Doppelreduzierung (1)
- J. CHEN
- 28. März
- 3 Min. Lesezeit
Was ist die „Doppelreduzierung“? – Eine tiefgreifende Bildungs- und Gesellschaftsreform in China
Die sogenannte „Doppelreduzierung“ (双减, shuāng jiǎn) ist eine Bildungsreform, die im Juli 2021 in China eingeführt wurde. Sie zielt darauf ab, die schulische Belastung von Schülern in der Pflichtschulbildung sowie den Druck durch außerschulische Nachhilfe drastisch zu reduzieren. Diese Maßnahme markiert nicht nur einen tiefen Einschnitt im chinesischen Bildungswesen, sondern steht auch im Zentrum eines umfassenden gesellschaftlichen Wandels. Im Kern geht es um eine Neuausrichtung der Bildungspolitik, die zugleich soziale Ungleichheiten, wirtschaftliche Interessen und kulturelle Erwartungen betrifft.
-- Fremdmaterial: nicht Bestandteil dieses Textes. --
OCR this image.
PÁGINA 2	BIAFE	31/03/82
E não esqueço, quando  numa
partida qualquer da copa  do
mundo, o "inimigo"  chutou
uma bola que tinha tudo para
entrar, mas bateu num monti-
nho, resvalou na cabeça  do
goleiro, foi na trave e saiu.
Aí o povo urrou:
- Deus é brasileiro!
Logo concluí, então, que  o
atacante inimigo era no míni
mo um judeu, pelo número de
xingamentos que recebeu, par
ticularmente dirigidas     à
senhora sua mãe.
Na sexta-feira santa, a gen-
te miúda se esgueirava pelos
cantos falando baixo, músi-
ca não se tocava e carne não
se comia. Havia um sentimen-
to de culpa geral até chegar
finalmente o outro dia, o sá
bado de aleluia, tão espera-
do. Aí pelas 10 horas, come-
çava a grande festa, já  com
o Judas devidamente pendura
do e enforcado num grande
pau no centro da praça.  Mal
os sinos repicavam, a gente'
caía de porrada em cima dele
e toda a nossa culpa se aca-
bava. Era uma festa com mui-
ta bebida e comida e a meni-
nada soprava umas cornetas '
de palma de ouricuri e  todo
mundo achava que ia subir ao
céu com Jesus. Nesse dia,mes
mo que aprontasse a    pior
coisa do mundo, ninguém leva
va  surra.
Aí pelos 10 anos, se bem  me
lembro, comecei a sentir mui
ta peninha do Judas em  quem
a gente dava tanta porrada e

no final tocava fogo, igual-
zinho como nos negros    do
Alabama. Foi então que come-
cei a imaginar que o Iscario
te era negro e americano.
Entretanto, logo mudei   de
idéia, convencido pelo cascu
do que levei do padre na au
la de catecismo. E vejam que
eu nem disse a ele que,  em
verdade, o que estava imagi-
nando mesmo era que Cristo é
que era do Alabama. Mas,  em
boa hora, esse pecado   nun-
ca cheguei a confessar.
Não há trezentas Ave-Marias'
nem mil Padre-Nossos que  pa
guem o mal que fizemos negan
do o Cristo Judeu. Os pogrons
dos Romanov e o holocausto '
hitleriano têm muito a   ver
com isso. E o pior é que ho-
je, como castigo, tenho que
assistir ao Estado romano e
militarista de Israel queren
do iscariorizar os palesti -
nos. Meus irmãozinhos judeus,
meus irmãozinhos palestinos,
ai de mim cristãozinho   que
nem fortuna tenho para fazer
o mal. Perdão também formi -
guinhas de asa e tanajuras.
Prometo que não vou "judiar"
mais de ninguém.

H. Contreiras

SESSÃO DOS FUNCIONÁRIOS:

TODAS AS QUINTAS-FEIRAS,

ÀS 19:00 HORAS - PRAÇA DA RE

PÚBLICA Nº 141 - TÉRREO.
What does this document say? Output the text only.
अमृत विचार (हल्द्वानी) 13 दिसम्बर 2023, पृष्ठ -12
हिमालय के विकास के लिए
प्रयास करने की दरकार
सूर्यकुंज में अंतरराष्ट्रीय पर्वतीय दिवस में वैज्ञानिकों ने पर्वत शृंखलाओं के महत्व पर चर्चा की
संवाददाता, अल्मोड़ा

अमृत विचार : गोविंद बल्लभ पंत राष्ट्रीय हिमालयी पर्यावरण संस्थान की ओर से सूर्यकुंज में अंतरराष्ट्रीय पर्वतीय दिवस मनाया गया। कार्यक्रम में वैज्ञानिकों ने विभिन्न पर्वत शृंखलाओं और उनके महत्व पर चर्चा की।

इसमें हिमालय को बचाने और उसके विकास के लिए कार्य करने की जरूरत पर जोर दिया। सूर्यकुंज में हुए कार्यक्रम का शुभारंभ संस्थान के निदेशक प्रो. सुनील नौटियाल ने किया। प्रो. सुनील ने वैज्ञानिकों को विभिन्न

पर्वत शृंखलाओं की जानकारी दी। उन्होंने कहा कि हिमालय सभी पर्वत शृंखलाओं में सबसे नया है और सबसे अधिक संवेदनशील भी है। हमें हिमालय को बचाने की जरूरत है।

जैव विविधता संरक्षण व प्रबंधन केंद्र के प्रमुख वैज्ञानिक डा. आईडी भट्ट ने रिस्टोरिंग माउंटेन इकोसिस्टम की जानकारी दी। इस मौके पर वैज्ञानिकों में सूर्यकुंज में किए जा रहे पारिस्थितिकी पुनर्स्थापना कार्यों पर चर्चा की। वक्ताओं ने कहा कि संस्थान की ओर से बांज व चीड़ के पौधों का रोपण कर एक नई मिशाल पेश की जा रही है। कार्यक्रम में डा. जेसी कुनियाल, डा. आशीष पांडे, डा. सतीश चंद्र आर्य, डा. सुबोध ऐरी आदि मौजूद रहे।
1. Hintergrund: Die Wurzeln des Problems
Chinas Bildungssystem war lange von einem intensiven Leistungsdruck geprägt. Ein „Score-zentriertes“ Prüfungssystem, starker sozialer Aufstiegswille und der Glaube, dass Bildung der Schlüssel zur Zukunft sei, führten zu einer Bildungs-Überhitzung – auch bekannt als „Bildungs-Innerlichkeit“ (教育内卷). Eltern investierten massiv in Nachhilfe, teilweise bis zu 30 % ihres Einkommens, um ihren Kindern Vorteile zu verschaffen. Zugleich florierte ein kapitalgetriebener Nachhilfemarkt, der durch aggressive Werbung Bildungsängste schürte und öffentliche Schulen unter Druck setzte.
2. Was umfasst die Doppelreduzierung konkret?
Die „Doppelreduzierung“ verfolgt zwei zentrale Ziele:
Reduktion der schulischen Arbeitsbelastung: Weniger Hausaufgaben, mehr Pausen, besseres Zeitmanagement im Schulalltag.
Reduktion außerschulischer Nachhilfe: Verbot kommerzieller Nachhilfeinstitute im Bereich der schulischen Hauptfächer, insbesondere für Grund- und Mittelschüler.
Damit verbunden ist eine Stärkung des öffentlichen Schulsystems, mehr staatlich organisierte Nachmittagsbetreuung sowie der Versuch, das Bildungssystem fairer und weniger wettbewerbsorientiert zu gestalten.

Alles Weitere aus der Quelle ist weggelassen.